The following can be eaten whenever you are hungry, until you are full:
• Beans and legumes (lentils, split peas, beans; kidney, pinto, garbanzo, and black)
• Fruits -- anything from apples to watermelon, from raspberries to pineapples
• Grains (such as brown basmati rice, quick cooking brown rice, bulgur wheat, couscous, polenta, rolled oats, cornmeal, millet, and quinoa)
• Vegetables
• egg whites are permitted

These should be eaten in moderation:
• Nonfat dairy products -- skim milk, nonfat yogurt, nonfat cheeses, nonfat sour cream, and egg whites
• Nonfat or very low-fat commercially available products --from Life Choice frozen dinners to Haagen-Dazs frozen yogurt bars and Entenmann's fat-free desserts (but if sugar is among the first few ingredients listed, put it back on the shelf)

These should be avoided:
• Meat of all kinds -- red and white, fish and fowl (we aren’t giving up fish, however we will at least eat as low fat as possible)
• Oils and oil-containing products, such as margarine and most salad dressings
• Avocados
• Olives
• Nuts and seeds
• Dairy products (other than the nonfat ones above)
• Sugar and simple sugar derivatives -- honey, molasses, corn syrup, and high-fructose syrup
• Alcohol
• Anything commercially prepared that has more than two grams of fat per serving

That's it. If we stick to this plan, and we meet Ornish's recommendation of less than 10% of your calories from fat, without the need to count fat grams or calories. Ornish suggests eating a lot of little meals because this diet makes you feel hungry more often. You will feel full faster, and you'll eat more food without increasing the number of calories.

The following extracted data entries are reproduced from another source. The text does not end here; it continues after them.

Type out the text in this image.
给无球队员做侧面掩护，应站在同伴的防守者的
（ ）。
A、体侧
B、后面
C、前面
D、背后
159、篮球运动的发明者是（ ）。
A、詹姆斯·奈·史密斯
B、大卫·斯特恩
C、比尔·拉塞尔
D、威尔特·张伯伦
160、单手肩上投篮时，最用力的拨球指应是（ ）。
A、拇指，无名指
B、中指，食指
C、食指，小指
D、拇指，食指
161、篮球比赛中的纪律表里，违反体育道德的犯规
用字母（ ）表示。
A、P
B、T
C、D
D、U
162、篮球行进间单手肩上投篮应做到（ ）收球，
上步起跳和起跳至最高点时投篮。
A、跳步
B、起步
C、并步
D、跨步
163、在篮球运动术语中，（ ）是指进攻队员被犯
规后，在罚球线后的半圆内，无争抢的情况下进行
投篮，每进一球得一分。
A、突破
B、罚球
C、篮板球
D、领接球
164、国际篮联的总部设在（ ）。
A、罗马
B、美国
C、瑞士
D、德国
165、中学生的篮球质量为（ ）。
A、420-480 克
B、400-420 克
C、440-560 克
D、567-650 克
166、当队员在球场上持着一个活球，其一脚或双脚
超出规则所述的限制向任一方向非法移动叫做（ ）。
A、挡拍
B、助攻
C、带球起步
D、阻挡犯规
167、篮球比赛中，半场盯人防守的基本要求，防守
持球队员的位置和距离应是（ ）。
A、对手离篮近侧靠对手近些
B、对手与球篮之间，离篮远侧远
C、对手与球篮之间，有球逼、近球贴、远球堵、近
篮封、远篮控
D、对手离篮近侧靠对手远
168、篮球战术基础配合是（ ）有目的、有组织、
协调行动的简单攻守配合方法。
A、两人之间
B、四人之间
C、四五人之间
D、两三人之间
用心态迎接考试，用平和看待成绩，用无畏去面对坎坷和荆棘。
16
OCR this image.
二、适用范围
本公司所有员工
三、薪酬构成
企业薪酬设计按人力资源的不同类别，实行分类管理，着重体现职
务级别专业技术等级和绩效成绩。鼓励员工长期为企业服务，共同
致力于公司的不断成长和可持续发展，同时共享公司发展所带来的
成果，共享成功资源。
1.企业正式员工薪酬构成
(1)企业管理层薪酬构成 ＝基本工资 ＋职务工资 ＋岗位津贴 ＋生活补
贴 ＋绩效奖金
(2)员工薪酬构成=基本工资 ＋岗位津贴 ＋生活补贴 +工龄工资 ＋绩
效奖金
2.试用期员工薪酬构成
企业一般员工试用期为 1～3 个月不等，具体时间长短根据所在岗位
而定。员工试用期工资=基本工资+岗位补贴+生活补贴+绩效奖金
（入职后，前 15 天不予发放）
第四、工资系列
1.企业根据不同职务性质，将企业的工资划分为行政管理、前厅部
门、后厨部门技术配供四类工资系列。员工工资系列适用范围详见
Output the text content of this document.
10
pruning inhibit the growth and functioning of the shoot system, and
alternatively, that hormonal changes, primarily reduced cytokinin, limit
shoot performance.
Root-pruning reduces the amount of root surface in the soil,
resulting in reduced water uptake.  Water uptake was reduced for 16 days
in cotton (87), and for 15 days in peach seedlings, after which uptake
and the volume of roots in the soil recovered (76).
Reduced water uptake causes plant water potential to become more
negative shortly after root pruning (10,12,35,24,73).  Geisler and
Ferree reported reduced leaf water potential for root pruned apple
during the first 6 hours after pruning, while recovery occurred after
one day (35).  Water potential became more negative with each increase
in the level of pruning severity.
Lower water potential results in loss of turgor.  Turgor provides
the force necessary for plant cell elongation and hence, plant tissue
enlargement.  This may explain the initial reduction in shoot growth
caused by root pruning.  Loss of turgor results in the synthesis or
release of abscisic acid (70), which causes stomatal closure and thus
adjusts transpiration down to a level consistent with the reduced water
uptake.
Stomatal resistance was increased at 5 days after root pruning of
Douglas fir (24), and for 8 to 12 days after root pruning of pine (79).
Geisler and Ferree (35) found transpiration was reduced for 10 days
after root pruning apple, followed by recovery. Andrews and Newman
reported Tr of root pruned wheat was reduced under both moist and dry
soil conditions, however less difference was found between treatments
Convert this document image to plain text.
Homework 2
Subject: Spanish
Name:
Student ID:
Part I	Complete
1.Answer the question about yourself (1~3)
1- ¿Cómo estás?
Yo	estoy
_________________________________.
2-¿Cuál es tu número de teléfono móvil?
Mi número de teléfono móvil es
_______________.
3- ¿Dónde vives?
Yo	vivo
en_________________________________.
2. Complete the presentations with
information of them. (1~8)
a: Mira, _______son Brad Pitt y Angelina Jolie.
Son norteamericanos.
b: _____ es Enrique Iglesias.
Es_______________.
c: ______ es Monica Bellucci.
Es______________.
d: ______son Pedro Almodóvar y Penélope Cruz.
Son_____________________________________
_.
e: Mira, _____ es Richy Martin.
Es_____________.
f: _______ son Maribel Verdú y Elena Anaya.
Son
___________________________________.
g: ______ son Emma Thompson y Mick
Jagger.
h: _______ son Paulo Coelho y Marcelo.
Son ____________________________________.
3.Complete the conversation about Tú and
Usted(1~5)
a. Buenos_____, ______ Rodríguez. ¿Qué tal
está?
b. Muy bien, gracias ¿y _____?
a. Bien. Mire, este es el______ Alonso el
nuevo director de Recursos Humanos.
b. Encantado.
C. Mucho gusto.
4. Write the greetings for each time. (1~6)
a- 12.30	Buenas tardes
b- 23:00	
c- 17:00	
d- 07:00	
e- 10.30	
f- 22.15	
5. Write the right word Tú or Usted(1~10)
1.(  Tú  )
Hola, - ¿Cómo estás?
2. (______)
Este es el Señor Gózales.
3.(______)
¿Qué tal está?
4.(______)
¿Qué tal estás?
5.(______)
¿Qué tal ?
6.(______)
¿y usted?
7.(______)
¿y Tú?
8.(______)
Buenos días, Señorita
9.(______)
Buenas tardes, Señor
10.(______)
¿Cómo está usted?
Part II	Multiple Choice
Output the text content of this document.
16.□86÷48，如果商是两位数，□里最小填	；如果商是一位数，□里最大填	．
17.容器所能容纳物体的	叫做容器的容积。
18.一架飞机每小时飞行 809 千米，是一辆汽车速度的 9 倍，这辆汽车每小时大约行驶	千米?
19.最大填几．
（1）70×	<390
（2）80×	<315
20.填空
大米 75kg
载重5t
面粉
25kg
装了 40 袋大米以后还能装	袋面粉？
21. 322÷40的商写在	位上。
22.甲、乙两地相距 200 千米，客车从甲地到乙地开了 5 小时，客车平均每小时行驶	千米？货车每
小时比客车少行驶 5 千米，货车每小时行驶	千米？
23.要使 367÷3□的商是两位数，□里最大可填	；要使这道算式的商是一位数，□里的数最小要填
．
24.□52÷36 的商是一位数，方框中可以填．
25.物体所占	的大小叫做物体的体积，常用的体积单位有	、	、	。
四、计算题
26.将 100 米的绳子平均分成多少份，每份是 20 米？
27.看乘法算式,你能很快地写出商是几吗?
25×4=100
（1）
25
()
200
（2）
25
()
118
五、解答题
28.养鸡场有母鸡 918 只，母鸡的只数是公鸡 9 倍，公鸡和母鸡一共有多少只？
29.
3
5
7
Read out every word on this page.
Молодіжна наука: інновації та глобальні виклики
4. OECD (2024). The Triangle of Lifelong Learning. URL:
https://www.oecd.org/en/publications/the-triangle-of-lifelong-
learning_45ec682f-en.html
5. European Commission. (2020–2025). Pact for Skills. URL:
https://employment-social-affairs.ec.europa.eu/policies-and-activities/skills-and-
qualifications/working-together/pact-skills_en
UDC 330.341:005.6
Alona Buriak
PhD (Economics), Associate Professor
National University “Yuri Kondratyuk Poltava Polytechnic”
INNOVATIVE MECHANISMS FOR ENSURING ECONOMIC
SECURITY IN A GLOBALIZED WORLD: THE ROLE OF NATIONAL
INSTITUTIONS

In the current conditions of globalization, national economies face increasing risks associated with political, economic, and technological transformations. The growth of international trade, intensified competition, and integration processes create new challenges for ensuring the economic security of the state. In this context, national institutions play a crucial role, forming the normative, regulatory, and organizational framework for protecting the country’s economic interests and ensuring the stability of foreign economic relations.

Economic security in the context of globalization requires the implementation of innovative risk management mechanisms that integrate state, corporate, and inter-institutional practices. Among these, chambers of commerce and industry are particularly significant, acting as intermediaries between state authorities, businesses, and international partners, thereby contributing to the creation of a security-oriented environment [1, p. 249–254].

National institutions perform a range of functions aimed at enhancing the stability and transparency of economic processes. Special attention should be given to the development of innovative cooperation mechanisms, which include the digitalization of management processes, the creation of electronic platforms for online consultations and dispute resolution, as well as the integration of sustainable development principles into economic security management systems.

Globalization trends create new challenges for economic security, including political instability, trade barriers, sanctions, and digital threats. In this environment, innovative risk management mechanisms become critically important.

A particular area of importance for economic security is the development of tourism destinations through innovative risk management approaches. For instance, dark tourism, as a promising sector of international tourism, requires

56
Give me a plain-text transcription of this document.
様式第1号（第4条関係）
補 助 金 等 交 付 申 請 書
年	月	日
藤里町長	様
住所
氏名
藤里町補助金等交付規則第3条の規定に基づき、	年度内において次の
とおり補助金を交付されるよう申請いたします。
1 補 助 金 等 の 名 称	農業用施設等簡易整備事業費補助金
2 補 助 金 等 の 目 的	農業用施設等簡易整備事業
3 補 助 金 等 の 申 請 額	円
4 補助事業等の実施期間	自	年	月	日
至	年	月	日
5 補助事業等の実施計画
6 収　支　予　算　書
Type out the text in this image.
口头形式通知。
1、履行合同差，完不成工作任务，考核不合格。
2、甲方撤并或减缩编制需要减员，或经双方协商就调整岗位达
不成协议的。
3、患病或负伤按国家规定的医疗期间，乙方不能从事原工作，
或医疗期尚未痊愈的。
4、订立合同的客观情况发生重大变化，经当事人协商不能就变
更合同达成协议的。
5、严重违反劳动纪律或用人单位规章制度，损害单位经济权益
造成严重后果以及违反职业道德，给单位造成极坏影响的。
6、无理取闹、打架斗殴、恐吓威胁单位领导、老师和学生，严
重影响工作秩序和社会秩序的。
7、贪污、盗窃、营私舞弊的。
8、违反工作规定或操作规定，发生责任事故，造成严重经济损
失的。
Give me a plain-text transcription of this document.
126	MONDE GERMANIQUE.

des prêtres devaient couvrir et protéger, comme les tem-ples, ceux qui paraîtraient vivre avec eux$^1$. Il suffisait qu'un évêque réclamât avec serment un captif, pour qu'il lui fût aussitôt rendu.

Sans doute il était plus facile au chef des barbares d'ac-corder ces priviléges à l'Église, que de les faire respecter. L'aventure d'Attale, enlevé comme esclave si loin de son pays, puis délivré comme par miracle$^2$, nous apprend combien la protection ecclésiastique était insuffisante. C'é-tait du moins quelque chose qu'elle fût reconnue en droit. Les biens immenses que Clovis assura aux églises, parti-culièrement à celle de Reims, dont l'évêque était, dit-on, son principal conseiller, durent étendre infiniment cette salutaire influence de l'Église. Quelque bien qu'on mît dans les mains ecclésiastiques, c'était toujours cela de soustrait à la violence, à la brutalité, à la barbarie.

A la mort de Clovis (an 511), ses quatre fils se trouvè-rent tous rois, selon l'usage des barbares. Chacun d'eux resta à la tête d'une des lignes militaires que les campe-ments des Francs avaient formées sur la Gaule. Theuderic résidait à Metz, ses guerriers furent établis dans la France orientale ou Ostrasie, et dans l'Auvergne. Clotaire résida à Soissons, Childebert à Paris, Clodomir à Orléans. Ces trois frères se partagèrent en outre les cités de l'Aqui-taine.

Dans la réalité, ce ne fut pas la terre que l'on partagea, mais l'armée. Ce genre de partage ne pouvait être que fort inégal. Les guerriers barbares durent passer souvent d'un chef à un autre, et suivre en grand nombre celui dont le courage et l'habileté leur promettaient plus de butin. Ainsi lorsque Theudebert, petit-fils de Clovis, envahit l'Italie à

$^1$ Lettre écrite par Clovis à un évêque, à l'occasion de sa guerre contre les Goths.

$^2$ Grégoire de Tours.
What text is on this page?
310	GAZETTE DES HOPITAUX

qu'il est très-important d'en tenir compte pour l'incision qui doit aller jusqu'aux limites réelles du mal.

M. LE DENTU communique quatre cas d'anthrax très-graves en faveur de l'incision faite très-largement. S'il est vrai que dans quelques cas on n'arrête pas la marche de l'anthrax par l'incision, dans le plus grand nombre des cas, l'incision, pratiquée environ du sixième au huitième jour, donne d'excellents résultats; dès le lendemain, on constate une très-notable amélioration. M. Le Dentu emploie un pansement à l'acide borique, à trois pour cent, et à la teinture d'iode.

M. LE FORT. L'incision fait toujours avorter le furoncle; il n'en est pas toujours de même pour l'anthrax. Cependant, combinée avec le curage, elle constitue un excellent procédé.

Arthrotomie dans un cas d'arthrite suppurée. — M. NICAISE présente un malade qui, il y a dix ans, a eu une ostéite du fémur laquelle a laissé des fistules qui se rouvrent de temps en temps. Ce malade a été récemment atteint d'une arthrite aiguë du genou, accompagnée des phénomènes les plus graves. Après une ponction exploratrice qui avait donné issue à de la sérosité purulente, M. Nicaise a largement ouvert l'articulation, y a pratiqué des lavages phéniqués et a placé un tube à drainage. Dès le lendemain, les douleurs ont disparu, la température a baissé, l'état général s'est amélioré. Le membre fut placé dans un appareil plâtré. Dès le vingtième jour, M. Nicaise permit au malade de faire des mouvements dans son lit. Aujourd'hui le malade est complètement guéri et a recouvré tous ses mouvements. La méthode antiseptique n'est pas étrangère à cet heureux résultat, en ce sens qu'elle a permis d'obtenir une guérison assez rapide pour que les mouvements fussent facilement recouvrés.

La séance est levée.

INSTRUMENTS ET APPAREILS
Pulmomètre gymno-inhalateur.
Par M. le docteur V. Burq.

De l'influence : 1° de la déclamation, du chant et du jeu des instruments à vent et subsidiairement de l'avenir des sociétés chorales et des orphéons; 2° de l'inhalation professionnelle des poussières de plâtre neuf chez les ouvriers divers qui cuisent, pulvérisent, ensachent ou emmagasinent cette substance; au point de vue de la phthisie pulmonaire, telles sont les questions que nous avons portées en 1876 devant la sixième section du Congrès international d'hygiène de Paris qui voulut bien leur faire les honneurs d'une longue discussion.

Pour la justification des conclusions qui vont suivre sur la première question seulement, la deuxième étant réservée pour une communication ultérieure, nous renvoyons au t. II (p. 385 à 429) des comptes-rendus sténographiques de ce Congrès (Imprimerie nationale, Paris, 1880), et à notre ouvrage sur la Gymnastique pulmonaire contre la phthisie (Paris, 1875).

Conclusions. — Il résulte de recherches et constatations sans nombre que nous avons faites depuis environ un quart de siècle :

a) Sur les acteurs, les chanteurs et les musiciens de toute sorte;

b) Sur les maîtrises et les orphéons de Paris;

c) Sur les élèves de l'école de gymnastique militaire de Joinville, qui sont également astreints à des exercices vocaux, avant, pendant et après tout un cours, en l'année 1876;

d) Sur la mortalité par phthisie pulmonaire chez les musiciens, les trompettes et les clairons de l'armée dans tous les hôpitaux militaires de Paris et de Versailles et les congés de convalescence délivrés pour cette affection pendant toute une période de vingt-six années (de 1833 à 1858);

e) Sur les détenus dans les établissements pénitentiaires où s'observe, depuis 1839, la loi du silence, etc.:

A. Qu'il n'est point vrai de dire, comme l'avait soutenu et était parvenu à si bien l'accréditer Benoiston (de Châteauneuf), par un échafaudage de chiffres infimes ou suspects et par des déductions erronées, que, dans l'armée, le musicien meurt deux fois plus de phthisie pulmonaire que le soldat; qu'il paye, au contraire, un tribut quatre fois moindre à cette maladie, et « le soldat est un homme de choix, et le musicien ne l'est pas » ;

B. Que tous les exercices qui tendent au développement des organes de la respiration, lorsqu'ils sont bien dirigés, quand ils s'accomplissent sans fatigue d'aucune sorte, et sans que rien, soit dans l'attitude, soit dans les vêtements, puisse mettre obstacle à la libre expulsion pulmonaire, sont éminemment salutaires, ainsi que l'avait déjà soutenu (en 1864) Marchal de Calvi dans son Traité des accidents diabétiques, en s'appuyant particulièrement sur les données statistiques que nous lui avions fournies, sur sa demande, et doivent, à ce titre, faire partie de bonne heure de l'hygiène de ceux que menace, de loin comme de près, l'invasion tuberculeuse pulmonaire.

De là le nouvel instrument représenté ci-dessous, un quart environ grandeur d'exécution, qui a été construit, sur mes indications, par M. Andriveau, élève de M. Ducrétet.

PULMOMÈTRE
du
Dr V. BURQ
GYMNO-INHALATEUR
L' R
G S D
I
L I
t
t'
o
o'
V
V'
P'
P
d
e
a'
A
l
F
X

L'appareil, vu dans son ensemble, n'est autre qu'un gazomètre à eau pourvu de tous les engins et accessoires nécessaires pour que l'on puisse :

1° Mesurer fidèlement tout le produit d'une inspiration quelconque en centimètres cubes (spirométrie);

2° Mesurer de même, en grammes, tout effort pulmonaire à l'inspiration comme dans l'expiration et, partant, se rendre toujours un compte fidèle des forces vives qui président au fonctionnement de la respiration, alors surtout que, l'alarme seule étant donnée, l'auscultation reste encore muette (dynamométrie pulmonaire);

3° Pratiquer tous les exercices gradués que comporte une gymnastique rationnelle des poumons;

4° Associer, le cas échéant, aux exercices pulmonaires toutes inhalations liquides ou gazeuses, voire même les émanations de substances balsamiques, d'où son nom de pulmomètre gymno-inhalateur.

Our diets as Americans have become to high in fat over the past 50 years. The typical American diet is 45% fat, 25% protein and 30% carbohydrates. The Ornish diet is 10% fat, 20% protein, and 70% carbohydrates. This diet promotes complex carbohydrates (fruit, grains, etc.) and limits simple ones (sugars, honey, and alcohol.) The most controversial part of the diet is its prohibition on nuts and fish, which some researchers claim actually protect the heart.

So my starting weight for this diet is 295 lbs. My goal is to loose at least 65 lbs, but I really would like to loose about 90 lbs. Tonight Amy are taking out my parents for dinner for our last time on our old diet and starting tomorrow the diet will start.

4 comments:

Anonymous said...

Let me know if it works!


-Tara

Anonymous said...

This is close to what I have discovered on Weight Watchers. You should try Taco Soup, I love it! E-mail me and I will dig it out for you!
Jean

Anonymous said...

Dude, you need to exercise too. You must break a good sweat every day. That doesn't mean wrestling with kids. Yes, eating right is 75% of most weight loss but without exercise you loss twice as slow.

Sorry to chime in, good to see you're thinking about this stuff.

Ken said...

I have been trying to get some exercise in as well. How ever my asthma has been acting up. The Diet plan does call for you to walk about an hour each night. as soon as my new meds kick in i will be out walking.